Jack was a lifelong smoker, although reclusive in his later years. He had worked in the Kaiser shipyards during WWII and was exposed to asbestos as well as welding fumes and flux. A barrel chest and a chronic wheezy bronchitic cough resulted from this, and ultimately a degree of cor pulmonale. Rich food had also contributed to peripheral arterial disease. When he had a seizure-like episode, a head scan revealed a tumor which proved to be metastatic from the lung, inoperable because of chronic lung disease, as well as large vessel atherosclerosis, including an abdominal aortic aneurysm. After a round of radiation, however, he recovered for nearly two years, with only his usual respiratory insufficiency.
My wife had been honorary consul for Chile in Sacramento for some years, and had spoken of that country at Circulo Hispano. Jack had always wanted to visit, and particularly wished to attend the Chilean Military Parade, having seen a video of that three hour long annual extravaganza. After recovery from radiation, with admission to the reviewing stand for dignitaries in hand, he went to his parade. Later, in an episode typical of the man, he went by metro alone at night to a rough area of Santiago. Police, concerned about his "facha de Norte Americano," as well as his 77 years of age and innocent unheeding behavior, placed him under protective custody and took him home. Naturally he had been debating politics, and naturally he considered the whole evening great fun.

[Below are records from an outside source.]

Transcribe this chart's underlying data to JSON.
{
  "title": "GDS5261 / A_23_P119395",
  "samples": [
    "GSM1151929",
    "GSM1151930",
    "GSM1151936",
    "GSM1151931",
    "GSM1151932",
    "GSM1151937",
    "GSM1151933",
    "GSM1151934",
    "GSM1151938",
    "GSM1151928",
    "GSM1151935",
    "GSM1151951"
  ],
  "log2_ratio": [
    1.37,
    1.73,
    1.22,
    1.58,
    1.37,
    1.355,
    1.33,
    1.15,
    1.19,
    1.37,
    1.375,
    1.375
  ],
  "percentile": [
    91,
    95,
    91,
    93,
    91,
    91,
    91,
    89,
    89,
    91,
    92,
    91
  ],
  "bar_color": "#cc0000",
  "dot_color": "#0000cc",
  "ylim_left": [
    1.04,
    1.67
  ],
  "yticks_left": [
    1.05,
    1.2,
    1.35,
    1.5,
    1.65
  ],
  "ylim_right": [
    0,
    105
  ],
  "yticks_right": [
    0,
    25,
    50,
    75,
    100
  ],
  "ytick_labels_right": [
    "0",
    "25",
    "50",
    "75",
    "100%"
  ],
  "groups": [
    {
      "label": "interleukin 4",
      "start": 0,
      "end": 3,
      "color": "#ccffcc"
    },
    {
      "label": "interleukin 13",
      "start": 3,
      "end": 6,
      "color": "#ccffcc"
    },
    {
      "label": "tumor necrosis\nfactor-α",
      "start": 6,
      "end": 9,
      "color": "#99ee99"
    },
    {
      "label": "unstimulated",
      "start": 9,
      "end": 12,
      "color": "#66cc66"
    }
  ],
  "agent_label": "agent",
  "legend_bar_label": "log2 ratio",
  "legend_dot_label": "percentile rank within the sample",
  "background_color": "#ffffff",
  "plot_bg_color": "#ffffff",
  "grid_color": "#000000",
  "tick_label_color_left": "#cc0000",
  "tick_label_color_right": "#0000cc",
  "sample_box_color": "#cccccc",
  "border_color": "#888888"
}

While he made some occult preparations for dying, like finishing work about the house which had been incomplete for years, he would never speak of the possibility of death nor his thoughts about his own. At last his aneurysm began to dissect, and he was hospitalized for pain control during which he developed renal failure. Hours before he died, groggy from uremia and sedation to control the painful aneurysmal dissection, a nurse who was unfamiliar with his case asked the old question once again before giving him some IV medication.
"Are you allergic to anything?" Jack opened his piercing eyes and transfixed his nurse with a solid jolt of pure soul, and said, "Only Democrats."

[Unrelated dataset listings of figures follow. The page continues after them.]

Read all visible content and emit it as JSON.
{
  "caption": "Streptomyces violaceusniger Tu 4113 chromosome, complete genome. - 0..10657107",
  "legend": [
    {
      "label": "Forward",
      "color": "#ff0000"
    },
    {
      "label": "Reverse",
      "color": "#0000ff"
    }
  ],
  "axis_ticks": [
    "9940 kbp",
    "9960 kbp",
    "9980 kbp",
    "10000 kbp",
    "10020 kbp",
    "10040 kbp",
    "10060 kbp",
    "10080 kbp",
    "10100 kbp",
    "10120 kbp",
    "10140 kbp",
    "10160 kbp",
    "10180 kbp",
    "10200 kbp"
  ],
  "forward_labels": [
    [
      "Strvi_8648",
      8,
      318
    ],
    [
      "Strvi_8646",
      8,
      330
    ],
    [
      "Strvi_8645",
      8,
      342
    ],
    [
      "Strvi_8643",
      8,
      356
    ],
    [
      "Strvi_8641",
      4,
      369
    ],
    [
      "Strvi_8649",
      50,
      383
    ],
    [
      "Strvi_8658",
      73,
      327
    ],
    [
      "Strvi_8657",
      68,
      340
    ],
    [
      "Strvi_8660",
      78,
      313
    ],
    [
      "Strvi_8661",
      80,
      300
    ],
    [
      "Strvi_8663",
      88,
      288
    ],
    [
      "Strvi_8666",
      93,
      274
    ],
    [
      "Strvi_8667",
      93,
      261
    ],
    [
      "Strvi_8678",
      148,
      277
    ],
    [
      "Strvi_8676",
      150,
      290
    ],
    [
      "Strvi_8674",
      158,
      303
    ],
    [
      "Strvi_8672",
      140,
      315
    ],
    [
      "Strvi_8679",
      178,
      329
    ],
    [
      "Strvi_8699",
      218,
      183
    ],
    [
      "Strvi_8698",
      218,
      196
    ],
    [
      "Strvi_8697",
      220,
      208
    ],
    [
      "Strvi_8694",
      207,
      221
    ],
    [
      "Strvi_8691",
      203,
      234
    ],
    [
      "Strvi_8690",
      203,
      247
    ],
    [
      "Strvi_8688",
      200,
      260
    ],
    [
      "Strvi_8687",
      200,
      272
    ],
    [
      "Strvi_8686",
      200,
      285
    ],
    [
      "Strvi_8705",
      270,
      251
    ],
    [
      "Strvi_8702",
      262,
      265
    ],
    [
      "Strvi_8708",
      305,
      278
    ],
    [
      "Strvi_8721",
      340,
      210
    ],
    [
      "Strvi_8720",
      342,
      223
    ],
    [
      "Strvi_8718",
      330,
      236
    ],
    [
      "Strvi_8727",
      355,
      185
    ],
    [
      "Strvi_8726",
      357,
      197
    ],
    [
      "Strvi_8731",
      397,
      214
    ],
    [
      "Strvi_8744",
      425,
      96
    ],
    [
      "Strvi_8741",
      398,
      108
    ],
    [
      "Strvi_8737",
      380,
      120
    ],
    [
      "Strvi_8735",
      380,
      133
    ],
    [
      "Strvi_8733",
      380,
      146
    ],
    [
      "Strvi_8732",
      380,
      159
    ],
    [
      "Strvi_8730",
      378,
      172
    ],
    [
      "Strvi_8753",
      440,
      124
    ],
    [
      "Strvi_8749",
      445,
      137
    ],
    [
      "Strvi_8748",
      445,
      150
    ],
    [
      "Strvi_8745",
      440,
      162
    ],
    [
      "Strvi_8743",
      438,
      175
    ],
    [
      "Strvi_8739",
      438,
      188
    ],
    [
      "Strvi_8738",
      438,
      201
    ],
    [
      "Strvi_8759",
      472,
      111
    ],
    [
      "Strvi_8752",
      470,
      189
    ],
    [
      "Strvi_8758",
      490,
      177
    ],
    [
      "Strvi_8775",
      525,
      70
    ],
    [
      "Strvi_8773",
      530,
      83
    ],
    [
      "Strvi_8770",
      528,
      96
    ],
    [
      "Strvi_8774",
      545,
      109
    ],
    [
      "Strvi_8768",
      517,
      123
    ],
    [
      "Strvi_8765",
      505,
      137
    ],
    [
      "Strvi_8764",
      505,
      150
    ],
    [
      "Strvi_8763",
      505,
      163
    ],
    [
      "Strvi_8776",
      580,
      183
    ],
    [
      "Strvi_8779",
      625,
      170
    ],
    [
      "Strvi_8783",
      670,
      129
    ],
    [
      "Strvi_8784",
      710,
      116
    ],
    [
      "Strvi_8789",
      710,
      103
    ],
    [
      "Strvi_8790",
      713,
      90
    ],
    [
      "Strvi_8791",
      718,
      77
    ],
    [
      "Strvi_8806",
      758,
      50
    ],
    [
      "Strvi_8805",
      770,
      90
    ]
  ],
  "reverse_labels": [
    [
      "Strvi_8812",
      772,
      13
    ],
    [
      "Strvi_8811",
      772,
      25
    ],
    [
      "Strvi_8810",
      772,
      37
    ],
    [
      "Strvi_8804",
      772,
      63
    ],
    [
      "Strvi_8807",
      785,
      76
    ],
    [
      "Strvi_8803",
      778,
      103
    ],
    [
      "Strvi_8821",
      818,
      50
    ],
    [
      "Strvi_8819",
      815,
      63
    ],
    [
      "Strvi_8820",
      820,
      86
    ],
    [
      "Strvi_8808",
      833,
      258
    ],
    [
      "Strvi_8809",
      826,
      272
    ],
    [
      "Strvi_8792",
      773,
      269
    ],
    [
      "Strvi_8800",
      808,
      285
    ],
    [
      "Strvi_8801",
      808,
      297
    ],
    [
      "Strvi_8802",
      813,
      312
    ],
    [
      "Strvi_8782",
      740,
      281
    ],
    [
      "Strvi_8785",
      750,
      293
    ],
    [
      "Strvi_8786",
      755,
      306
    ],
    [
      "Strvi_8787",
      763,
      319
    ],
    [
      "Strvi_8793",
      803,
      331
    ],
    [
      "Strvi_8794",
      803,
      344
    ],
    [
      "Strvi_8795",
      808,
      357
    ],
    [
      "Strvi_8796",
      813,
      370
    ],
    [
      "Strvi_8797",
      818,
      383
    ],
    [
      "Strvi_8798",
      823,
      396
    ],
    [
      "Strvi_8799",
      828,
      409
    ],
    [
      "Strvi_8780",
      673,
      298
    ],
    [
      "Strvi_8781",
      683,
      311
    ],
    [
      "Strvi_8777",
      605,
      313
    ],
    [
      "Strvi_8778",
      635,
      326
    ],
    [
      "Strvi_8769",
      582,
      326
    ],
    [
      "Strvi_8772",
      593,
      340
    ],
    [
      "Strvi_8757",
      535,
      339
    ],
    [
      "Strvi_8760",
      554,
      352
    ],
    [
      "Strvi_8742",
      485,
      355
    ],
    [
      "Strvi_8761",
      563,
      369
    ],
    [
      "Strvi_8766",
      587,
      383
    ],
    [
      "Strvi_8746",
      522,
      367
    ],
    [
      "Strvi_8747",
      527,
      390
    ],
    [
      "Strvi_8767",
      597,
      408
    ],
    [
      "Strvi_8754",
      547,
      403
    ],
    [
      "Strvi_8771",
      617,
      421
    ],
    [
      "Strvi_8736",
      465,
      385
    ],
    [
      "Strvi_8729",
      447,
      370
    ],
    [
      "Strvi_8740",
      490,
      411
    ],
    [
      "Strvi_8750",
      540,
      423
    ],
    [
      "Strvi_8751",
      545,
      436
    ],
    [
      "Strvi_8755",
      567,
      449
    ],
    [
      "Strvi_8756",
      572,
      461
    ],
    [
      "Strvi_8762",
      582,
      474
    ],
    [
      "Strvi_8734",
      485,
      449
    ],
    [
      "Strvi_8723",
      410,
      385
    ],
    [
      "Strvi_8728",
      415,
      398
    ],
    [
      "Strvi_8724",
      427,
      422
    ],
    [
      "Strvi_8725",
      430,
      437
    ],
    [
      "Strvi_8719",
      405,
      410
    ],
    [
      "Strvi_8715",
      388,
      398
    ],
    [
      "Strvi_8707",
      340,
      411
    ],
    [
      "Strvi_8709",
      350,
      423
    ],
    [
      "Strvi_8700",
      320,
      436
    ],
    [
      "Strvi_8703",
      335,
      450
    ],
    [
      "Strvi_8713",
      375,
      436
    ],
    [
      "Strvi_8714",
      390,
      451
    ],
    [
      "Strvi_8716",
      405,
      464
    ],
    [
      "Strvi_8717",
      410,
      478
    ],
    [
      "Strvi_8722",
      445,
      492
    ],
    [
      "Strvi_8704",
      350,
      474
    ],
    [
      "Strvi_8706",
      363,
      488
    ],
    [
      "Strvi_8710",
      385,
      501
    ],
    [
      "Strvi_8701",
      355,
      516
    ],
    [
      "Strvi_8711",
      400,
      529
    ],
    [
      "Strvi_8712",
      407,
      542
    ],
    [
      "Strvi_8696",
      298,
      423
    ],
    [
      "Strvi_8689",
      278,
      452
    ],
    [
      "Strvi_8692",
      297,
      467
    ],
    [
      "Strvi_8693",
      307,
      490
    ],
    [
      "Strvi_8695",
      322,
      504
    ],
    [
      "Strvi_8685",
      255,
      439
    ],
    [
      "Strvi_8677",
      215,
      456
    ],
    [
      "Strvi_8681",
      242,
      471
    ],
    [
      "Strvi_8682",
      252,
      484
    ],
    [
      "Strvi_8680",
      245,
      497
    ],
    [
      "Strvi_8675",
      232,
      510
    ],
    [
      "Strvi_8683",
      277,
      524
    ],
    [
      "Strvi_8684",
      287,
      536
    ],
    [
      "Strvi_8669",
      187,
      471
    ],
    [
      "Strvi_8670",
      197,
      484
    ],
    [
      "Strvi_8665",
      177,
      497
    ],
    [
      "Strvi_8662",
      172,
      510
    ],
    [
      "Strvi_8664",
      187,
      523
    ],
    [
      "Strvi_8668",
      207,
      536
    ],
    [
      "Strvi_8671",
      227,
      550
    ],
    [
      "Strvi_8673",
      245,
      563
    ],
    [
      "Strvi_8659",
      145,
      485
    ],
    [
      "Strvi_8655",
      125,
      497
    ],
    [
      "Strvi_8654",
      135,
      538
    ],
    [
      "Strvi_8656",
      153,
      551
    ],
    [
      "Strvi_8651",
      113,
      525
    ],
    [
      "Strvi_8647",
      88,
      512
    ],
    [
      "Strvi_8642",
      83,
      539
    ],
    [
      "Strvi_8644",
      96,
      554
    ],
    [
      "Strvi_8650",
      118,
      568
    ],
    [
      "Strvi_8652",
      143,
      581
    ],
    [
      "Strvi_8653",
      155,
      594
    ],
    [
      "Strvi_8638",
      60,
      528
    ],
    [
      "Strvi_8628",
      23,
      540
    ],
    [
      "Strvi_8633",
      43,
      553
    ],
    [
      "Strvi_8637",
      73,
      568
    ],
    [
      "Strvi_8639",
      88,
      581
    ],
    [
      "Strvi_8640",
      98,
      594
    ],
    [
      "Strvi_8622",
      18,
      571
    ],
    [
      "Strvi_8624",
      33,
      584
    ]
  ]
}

In death I suspect there is no Time, so that an instant is no different from eternity. If that is so, Jack is there in that infinite nanosecond, debating and charming some liberal angel or devil as the case may be, just as he did to us here. If that being shakes Jack's hand and looks into his eyes, he will never escape Jack's counsel. Often, with chart in hand, as I prepare to meet a patient for the first time, I consciously remind myself of the significance of that first exchange. I attempt to shrug off the preconceptions I may have picked up from other patients or from staff, or the chart, and focus on the significance of the moment at hand. I could, after all, meet another Jack; but I doubt it.